I won a JSK Fellowship, and spent the 2015-16 academic year hanging at Stanford, pursuing my own research and learning from an amazing group of journalists from all over the world.
It was a heady, weird time to be in the Bay Area, where I split time between applied machine learning and ocean/oil/remote sensing classes. I worked in Palo Alto right after the Dotcom Crash in 2001, and a few things had changed. I watched in bafflement one day as a self-driving car got stuck doing a U-turn through a busy bike lane, and a human driver had to take over. A robotic mall security guard knocked a kid over. In computer vision and computational linguistics classes, the state of the art was being reset, annually, by deep learning techniques that longtime professors in the field had never heard of. Hearing a fifty-something professor explain why he'd given up on the techniques that had made him a leader in the field for decades in favor of using neural networks was bracing.

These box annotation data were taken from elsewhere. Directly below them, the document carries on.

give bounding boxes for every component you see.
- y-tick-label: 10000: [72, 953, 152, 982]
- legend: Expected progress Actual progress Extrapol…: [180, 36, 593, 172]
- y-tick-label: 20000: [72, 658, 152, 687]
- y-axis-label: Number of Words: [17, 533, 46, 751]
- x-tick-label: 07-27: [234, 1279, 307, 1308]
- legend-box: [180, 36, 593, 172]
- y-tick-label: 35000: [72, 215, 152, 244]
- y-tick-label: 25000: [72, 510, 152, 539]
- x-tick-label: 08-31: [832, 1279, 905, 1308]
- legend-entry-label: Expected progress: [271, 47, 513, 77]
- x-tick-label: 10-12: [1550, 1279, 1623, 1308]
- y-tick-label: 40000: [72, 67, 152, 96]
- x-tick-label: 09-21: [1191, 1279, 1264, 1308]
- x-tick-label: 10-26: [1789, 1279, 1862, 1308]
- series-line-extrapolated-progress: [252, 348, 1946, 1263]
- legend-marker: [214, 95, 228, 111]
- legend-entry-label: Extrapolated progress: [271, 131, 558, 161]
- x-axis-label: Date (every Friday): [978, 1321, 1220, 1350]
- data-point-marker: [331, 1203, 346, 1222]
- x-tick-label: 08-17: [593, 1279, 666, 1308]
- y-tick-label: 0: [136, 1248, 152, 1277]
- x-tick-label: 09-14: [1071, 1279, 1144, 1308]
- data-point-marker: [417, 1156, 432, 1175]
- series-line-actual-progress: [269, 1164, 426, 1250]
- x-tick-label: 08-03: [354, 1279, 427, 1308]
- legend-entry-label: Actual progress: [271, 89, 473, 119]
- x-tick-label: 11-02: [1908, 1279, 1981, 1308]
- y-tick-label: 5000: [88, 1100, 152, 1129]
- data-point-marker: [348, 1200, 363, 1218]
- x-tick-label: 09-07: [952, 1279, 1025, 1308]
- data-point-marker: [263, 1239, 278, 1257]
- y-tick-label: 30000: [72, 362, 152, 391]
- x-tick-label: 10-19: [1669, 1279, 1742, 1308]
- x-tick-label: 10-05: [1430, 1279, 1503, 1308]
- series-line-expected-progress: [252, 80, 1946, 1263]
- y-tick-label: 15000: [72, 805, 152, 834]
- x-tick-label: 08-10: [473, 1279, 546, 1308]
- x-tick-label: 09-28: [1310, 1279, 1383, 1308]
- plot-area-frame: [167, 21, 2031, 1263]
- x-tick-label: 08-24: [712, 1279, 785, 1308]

A major focus of my research as a JSK Fellow revolved around how to extract structured data from scanned-in paper documents. As a reporter, I'd written dozens of one-off document readers for increasingly complex text-based PDFs. At Sunlight, I was the first to extract the Senate's payroll as structured data from thousand page pdfs of the "Report of the Secretary of the Senate".
I got interested in applying similar logic to scanned in documents. The original project repo was called "What Word Where" which summed up the project's approach to creating it's own flavor of "word vectors": a word, plus it's quantized bounding box, so that documents could be indexed not only by words, but by geographic attributes. Storing a large scale corpus in this manner means that documents can be selected by geographic queries on their component words.
My work focused on documents that represent forms, invoices and contracts that have a fairly consistent, repetitive structure. Much of what I worked on is still available on github; I'm currently using a similar approach but different, less tightly coupled, tooling for extractions. I'm a big fan of pdfplumber too.